Our world is running out of cropland. We’ll add 2 billion more people by the year 20501, but we’re currently using our arable land and water 50 percent faster than the planet can sustain.2 At the same time, the crops farmers plant face an unprecedented set of obstacles due to increasingly limited growing conditions and climate change.
How will we be able to grow enough food to meet world demand?
Today, the agriculture industry works to optimize the amount of food we gain from each plant by breeding varieties with the strongest, highest-yielding genetics. Scientists at research and development organizations like Syngenta create stronger plants by crossing two plant varieties as parents, and then selecting the best offspring over time to provide to farmers.
The current breeding process, however, is highly technical and cumbersome. One cycle takes about nine years, requires vast testing resources and results in only moderate yield increases (called genetic gain) in crops. It includes many failures along the way.
We believe data-driven strategies can help our industry breed better seeds, faster. Developing models that identify robust patterns in seed genetic data may help us more accurately choose seeds that increase the genetic gain of the crops we plant – and will help us address the growing global food demand.

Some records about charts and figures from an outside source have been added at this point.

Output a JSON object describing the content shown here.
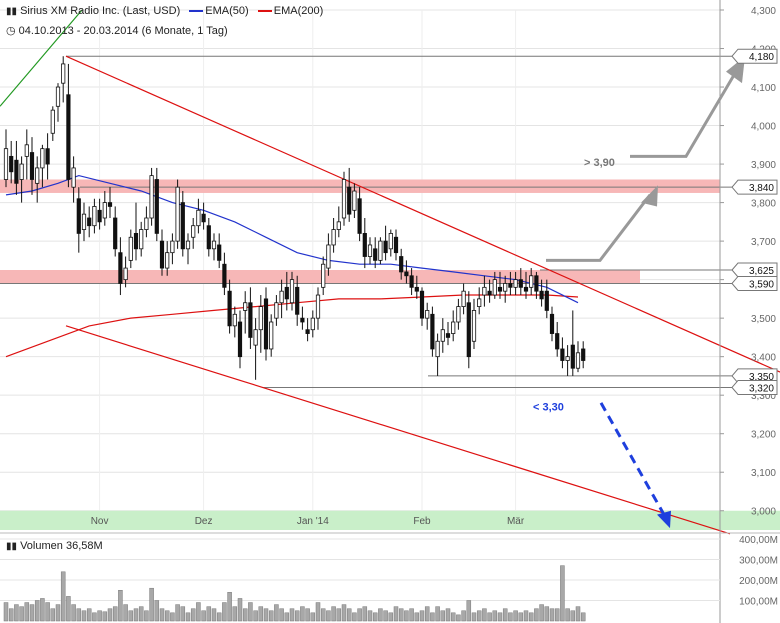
{
  "header": {
    "instrument": "Sirius XM Radio Inc. (Last, USD)",
    "legend_ema50": "EMA(50)",
    "legend_ema200": "EMA(200)",
    "date_range": "04.10.2013 - 20.03.2014 (6 Monate, 1 Tag)",
    "volume_label": "Volumen",
    "volume_value": "36,58M"
  },
  "colors": {
    "ema50": "#2233cc",
    "ema200": "#dd1111",
    "trend": "#dd1111",
    "green_line": "#229922",
    "zone": "#f7b7b7",
    "support_zone": "#c9efc9",
    "arrow_grey": "#999999",
    "arrow_blue": "#1e3fdd",
    "candle": "#111111",
    "volume_bar": "#a8a8a8"
  },
  "chart_data": {
    "type": "candlestick",
    "x_axis_labels": [
      "Nov",
      "Dez",
      "Jan '14",
      "Feb",
      "Mär"
    ],
    "y_axis_ticks": [
      "4,300",
      "4,200",
      "4,100",
      "4,000",
      "3,900",
      "3,800",
      "3,700",
      "3,600",
      "3,500",
      "3,400",
      "3,300",
      "3,200",
      "3,100",
      "3,000"
    ],
    "y_range": [
      2.95,
      4.3
    ],
    "price_labels": [
      "4,180",
      "3,840",
      "3,625",
      "3,590",
      "3,350",
      "3,320"
    ],
    "annotations": [
      "> 3,90",
      "< 3,30"
    ],
    "resistance_zones": [
      [
        3.825,
        3.86
      ],
      [
        3.59,
        3.625
      ]
    ],
    "support_zone": [
      2.95,
      3.0
    ],
    "volume_axis_ticks": [
      "400,00M",
      "300,00M",
      "200,00M",
      "100,00M"
    ],
    "volume_range_millions": [
      0,
      400
    ],
    "candles": [
      {
        "o": 3.86,
        "h": 3.99,
        "l": 3.84,
        "c": 3.94
      },
      {
        "o": 3.92,
        "h": 3.96,
        "l": 3.85,
        "c": 3.88
      },
      {
        "o": 3.91,
        "h": 3.96,
        "l": 3.82,
        "c": 3.85
      },
      {
        "o": 3.86,
        "h": 3.92,
        "l": 3.8,
        "c": 3.9
      },
      {
        "o": 3.92,
        "h": 3.99,
        "l": 3.86,
        "c": 3.95
      },
      {
        "o": 3.93,
        "h": 3.97,
        "l": 3.82,
        "c": 3.86
      },
      {
        "o": 3.85,
        "h": 3.92,
        "l": 3.8,
        "c": 3.89
      },
      {
        "o": 3.89,
        "h": 3.95,
        "l": 3.84,
        "c": 3.94
      },
      {
        "o": 3.94,
        "h": 3.98,
        "l": 3.86,
        "c": 3.9
      },
      {
        "o": 3.98,
        "h": 4.05,
        "l": 3.96,
        "c": 4.04
      },
      {
        "o": 4.05,
        "h": 4.11,
        "l": 4.01,
        "c": 4.1
      },
      {
        "o": 4.11,
        "h": 4.18,
        "l": 4.06,
        "c": 4.16
      },
      {
        "o": 4.08,
        "h": 4.16,
        "l": 3.84,
        "c": 3.86
      },
      {
        "o": 3.84,
        "h": 3.92,
        "l": 3.8,
        "c": 3.89
      },
      {
        "o": 3.81,
        "h": 3.84,
        "l": 3.67,
        "c": 3.72
      },
      {
        "o": 3.73,
        "h": 3.8,
        "l": 3.7,
        "c": 3.77
      },
      {
        "o": 3.76,
        "h": 3.79,
        "l": 3.71,
        "c": 3.74
      },
      {
        "o": 3.74,
        "h": 3.81,
        "l": 3.72,
        "c": 3.79
      },
      {
        "o": 3.78,
        "h": 3.81,
        "l": 3.73,
        "c": 3.75
      },
      {
        "o": 3.76,
        "h": 3.83,
        "l": 3.74,
        "c": 3.8
      },
      {
        "o": 3.8,
        "h": 3.84,
        "l": 3.76,
        "c": 3.79
      },
      {
        "o": 3.76,
        "h": 3.79,
        "l": 3.66,
        "c": 3.68
      },
      {
        "o": 3.67,
        "h": 3.71,
        "l": 3.56,
        "c": 3.59
      },
      {
        "o": 3.6,
        "h": 3.66,
        "l": 3.58,
        "c": 3.63
      },
      {
        "o": 3.65,
        "h": 3.73,
        "l": 3.63,
        "c": 3.71
      },
      {
        "o": 3.72,
        "h": 3.8,
        "l": 3.65,
        "c": 3.68
      },
      {
        "o": 3.68,
        "h": 3.75,
        "l": 3.66,
        "c": 3.73
      },
      {
        "o": 3.73,
        "h": 3.79,
        "l": 3.71,
        "c": 3.76
      },
      {
        "o": 3.76,
        "h": 3.89,
        "l": 3.74,
        "c": 3.87
      },
      {
        "o": 3.86,
        "h": 3.89,
        "l": 3.7,
        "c": 3.72
      },
      {
        "o": 3.7,
        "h": 3.73,
        "l": 3.61,
        "c": 3.63
      },
      {
        "o": 3.63,
        "h": 3.7,
        "l": 3.61,
        "c": 3.67
      },
      {
        "o": 3.67,
        "h": 3.72,
        "l": 3.64,
        "c": 3.7
      },
      {
        "o": 3.7,
        "h": 3.86,
        "l": 3.68,
        "c": 3.84
      },
      {
        "o": 3.8,
        "h": 3.83,
        "l": 3.66,
        "c": 3.68
      },
      {
        "o": 3.68,
        "h": 3.72,
        "l": 3.64,
        "c": 3.7
      },
      {
        "o": 3.71,
        "h": 3.76,
        "l": 3.68,
        "c": 3.74
      },
      {
        "o": 3.74,
        "h": 3.81,
        "l": 3.72,
        "c": 3.78
      },
      {
        "o": 3.77,
        "h": 3.8,
        "l": 3.73,
        "c": 3.75
      },
      {
        "o": 3.74,
        "h": 3.76,
        "l": 3.66,
        "c": 3.68
      },
      {
        "o": 3.68,
        "h": 3.72,
        "l": 3.65,
        "c": 3.7
      },
      {
        "o": 3.69,
        "h": 3.72,
        "l": 3.63,
        "c": 3.65
      },
      {
        "o": 3.64,
        "h": 3.67,
        "l": 3.56,
        "c": 3.58
      },
      {
        "o": 3.57,
        "h": 3.6,
        "l": 3.46,
        "c": 3.48
      },
      {
        "o": 3.48,
        "h": 3.53,
        "l": 3.45,
        "c": 3.51
      },
      {
        "o": 3.49,
        "h": 3.52,
        "l": 3.37,
        "c": 3.4
      },
      {
        "o": 3.52,
        "h": 3.57,
        "l": 3.46,
        "c": 3.54
      },
      {
        "o": 3.54,
        "h": 3.58,
        "l": 3.42,
        "c": 3.45
      },
      {
        "o": 3.43,
        "h": 3.5,
        "l": 3.34,
        "c": 3.47
      },
      {
        "o": 3.47,
        "h": 3.56,
        "l": 3.41,
        "c": 3.53
      },
      {
        "o": 3.55,
        "h": 3.58,
        "l": 3.39,
        "c": 3.42
      },
      {
        "o": 3.42,
        "h": 3.51,
        "l": 3.4,
        "c": 3.49
      },
      {
        "o": 3.5,
        "h": 3.56,
        "l": 3.48,
        "c": 3.54
      },
      {
        "o": 3.54,
        "h": 3.6,
        "l": 3.5,
        "c": 3.57
      },
      {
        "o": 3.58,
        "h": 3.62,
        "l": 3.52,
        "c": 3.55
      },
      {
        "o": 3.54,
        "h": 3.62,
        "l": 3.52,
        "c": 3.6
      },
      {
        "o": 3.58,
        "h": 3.61,
        "l": 3.48,
        "c": 3.51
      },
      {
        "o": 3.5,
        "h": 3.53,
        "l": 3.47,
        "c": 3.49
      },
      {
        "o": 3.47,
        "h": 3.5,
        "l": 3.44,
        "c": 3.46
      },
      {
        "o": 3.47,
        "h": 3.52,
        "l": 3.45,
        "c": 3.5
      },
      {
        "o": 3.5,
        "h": 3.58,
        "l": 3.47,
        "c": 3.56
      },
      {
        "o": 3.58,
        "h": 3.66,
        "l": 3.56,
        "c": 3.64
      },
      {
        "o": 3.63,
        "h": 3.72,
        "l": 3.61,
        "c": 3.69
      },
      {
        "o": 3.69,
        "h": 3.76,
        "l": 3.67,
        "c": 3.73
      },
      {
        "o": 3.73,
        "h": 3.79,
        "l": 3.71,
        "c": 3.75
      },
      {
        "o": 3.76,
        "h": 3.88,
        "l": 3.74,
        "c": 3.86
      },
      {
        "o": 3.84,
        "h": 3.89,
        "l": 3.75,
        "c": 3.77
      },
      {
        "o": 3.78,
        "h": 3.85,
        "l": 3.76,
        "c": 3.83
      },
      {
        "o": 3.81,
        "h": 3.84,
        "l": 3.7,
        "c": 3.72
      },
      {
        "o": 3.72,
        "h": 3.76,
        "l": 3.63,
        "c": 3.66
      },
      {
        "o": 3.66,
        "h": 3.71,
        "l": 3.64,
        "c": 3.69
      },
      {
        "o": 3.68,
        "h": 3.71,
        "l": 3.63,
        "c": 3.65
      },
      {
        "o": 3.65,
        "h": 3.71,
        "l": 3.64,
        "c": 3.7
      },
      {
        "o": 3.7,
        "h": 3.74,
        "l": 3.65,
        "c": 3.67
      },
      {
        "o": 3.68,
        "h": 3.73,
        "l": 3.66,
        "c": 3.72
      },
      {
        "o": 3.71,
        "h": 3.73,
        "l": 3.65,
        "c": 3.67
      },
      {
        "o": 3.66,
        "h": 3.68,
        "l": 3.6,
        "c": 3.62
      },
      {
        "o": 3.62,
        "h": 3.65,
        "l": 3.59,
        "c": 3.61
      },
      {
        "o": 3.61,
        "h": 3.63,
        "l": 3.56,
        "c": 3.58
      },
      {
        "o": 3.58,
        "h": 3.61,
        "l": 3.55,
        "c": 3.57
      },
      {
        "o": 3.57,
        "h": 3.58,
        "l": 3.48,
        "c": 3.5
      },
      {
        "o": 3.5,
        "h": 3.54,
        "l": 3.47,
        "c": 3.52
      },
      {
        "o": 3.51,
        "h": 3.53,
        "l": 3.4,
        "c": 3.42
      },
      {
        "o": 3.4,
        "h": 3.46,
        "l": 3.35,
        "c": 3.44
      },
      {
        "o": 3.44,
        "h": 3.5,
        "l": 3.41,
        "c": 3.47
      },
      {
        "o": 3.46,
        "h": 3.49,
        "l": 3.43,
        "c": 3.45
      },
      {
        "o": 3.46,
        "h": 3.52,
        "l": 3.44,
        "c": 3.49
      },
      {
        "o": 3.49,
        "h": 3.55,
        "l": 3.47,
        "c": 3.53
      },
      {
        "o": 3.53,
        "h": 3.59,
        "l": 3.51,
        "c": 3.57
      },
      {
        "o": 3.54,
        "h": 3.57,
        "l": 3.37,
        "c": 3.4
      },
      {
        "o": 3.44,
        "h": 3.55,
        "l": 3.42,
        "c": 3.52
      },
      {
        "o": 3.53,
        "h": 3.58,
        "l": 3.51,
        "c": 3.55
      },
      {
        "o": 3.56,
        "h": 3.61,
        "l": 3.53,
        "c": 3.58
      },
      {
        "o": 3.57,
        "h": 3.6,
        "l": 3.54,
        "c": 3.56
      },
      {
        "o": 3.56,
        "h": 3.62,
        "l": 3.55,
        "c": 3.6
      },
      {
        "o": 3.58,
        "h": 3.62,
        "l": 3.55,
        "c": 3.57
      },
      {
        "o": 3.57,
        "h": 3.61,
        "l": 3.54,
        "c": 3.59
      },
      {
        "o": 3.59,
        "h": 3.62,
        "l": 3.56,
        "c": 3.58
      },
      {
        "o": 3.58,
        "h": 3.62,
        "l": 3.56,
        "c": 3.6
      },
      {
        "o": 3.6,
        "h": 3.63,
        "l": 3.56,
        "c": 3.58
      },
      {
        "o": 3.58,
        "h": 3.62,
        "l": 3.55,
        "c": 3.57
      },
      {
        "o": 3.58,
        "h": 3.63,
        "l": 3.56,
        "c": 3.61
      },
      {
        "o": 3.61,
        "h": 3.62,
        "l": 3.55,
        "c": 3.57
      },
      {
        "o": 3.57,
        "h": 3.6,
        "l": 3.53,
        "c": 3.55
      },
      {
        "o": 3.57,
        "h": 3.6,
        "l": 3.5,
        "c": 3.52
      },
      {
        "o": 3.51,
        "h": 3.53,
        "l": 3.44,
        "c": 3.46
      },
      {
        "o": 3.46,
        "h": 3.49,
        "l": 3.4,
        "c": 3.42
      },
      {
        "o": 3.42,
        "h": 3.45,
        "l": 3.37,
        "c": 3.39
      },
      {
        "o": 3.39,
        "h": 3.43,
        "l": 3.35,
        "c": 3.4
      },
      {
        "o": 3.43,
        "h": 3.52,
        "l": 3.35,
        "c": 3.37
      },
      {
        "o": 3.37,
        "h": 3.44,
        "l": 3.36,
        "c": 3.41
      },
      {
        "o": 3.42,
        "h": 3.44,
        "l": 3.37,
        "c": 3.39
      }
    ],
    "ema50": [
      [
        0,
        3.82
      ],
      [
        5,
        3.83
      ],
      [
        10,
        3.85
      ],
      [
        14,
        3.87
      ],
      [
        20,
        3.85
      ],
      [
        26,
        3.83
      ],
      [
        32,
        3.8
      ],
      [
        38,
        3.78
      ],
      [
        44,
        3.75
      ],
      [
        50,
        3.71
      ],
      [
        56,
        3.67
      ],
      [
        62,
        3.65
      ],
      [
        68,
        3.64
      ],
      [
        74,
        3.64
      ],
      [
        80,
        3.63
      ],
      [
        86,
        3.62
      ],
      [
        92,
        3.61
      ],
      [
        98,
        3.6
      ],
      [
        104,
        3.58
      ],
      [
        110,
        3.54
      ]
    ],
    "ema200": [
      [
        0,
        3.4
      ],
      [
        8,
        3.44
      ],
      [
        16,
        3.48
      ],
      [
        24,
        3.5
      ],
      [
        32,
        3.51
      ],
      [
        40,
        3.52
      ],
      [
        48,
        3.53
      ],
      [
        56,
        3.54
      ],
      [
        64,
        3.55
      ],
      [
        72,
        3.55
      ],
      [
        80,
        3.555
      ],
      [
        88,
        3.56
      ],
      [
        96,
        3.56
      ],
      [
        104,
        3.56
      ],
      [
        110,
        3.555
      ]
    ],
    "volume_millions": [
      90,
      60,
      80,
      70,
      90,
      80,
      100,
      110,
      90,
      60,
      80,
      240,
      120,
      80,
      60,
      50,
      60,
      40,
      50,
      45,
      60,
      70,
      150,
      80,
      50,
      60,
      70,
      50,
      160,
      100,
      60,
      50,
      40,
      80,
      70,
      40,
      60,
      90,
      50,
      70,
      60,
      40,
      90,
      140,
      70,
      110,
      60,
      90,
      50,
      70,
      60,
      50,
      80,
      60,
      40,
      60,
      50,
      70,
      60,
      40,
      90,
      60,
      50,
      70,
      60,
      80,
      60,
      40,
      60,
      70,
      50,
      40,
      60,
      50,
      40,
      70,
      60,
      50,
      60,
      40,
      50,
      70,
      40,
      70,
      50,
      60,
      40,
      30,
      50,
      100,
      40,
      50,
      60,
      40,
      50,
      40,
      60,
      40,
      50,
      40,
      50,
      40,
      60,
      80,
      70,
      60,
      60,
      270,
      60,
      50,
      70,
      40
    ]
  }
}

Each seed variety of any plant has a unique genetic composition and must pass through a series of “stage gates” in order to be selected by scientists to breed (Figure 1). Each year, after the data from yield tests are analyzed, breeders decide whether to continue testing the variety or discard it. At the final stage gate is the decision to offer the seed variety to growers.
Figure 1: Testing and selection scheme for the class of 2014 seeds. Several hundred experimental soybean varieties were evaluated at up to 10 locations in 2012. After the experiments were harvested and the yield data collected, 15% of the varieties were selected to advance to the next year of testing, while the rest were discarded. In 2013, the selected varieties were evaluated at up to 30 locations with the top performing 5% selected for the final year of evaluation. Following testing in 2014, the top performing 5% of varieties were selected to become commercially available for farmers to buy.
Though this is one way to select varieties, this method doesn’t show a variety’s true fitness once it is planted. Many varieties are not successful (non-elite) after they become commercial. We consider this a Type I error.
Class of 2011 | Class of 2012 | Class of 2013 | Class of 2014 | |
Stage One Testing | 2009 | 2010 | 2011 | 2012 |
Stage Two Testing | 2010 | 2011 | 2012 | 2013 |
Stage Three Testing | 2011 | 2012 | 2013 | 2014 |
Field Evaluations | 2012-2013 | 2013-2014 | 2014-2015 | Predict 2015-2016 |
Table 1. Data structure: commercialization year, class, and year of testing. The 2011 to 2013 classes can be used to train a model to make prediction for the class of 2014.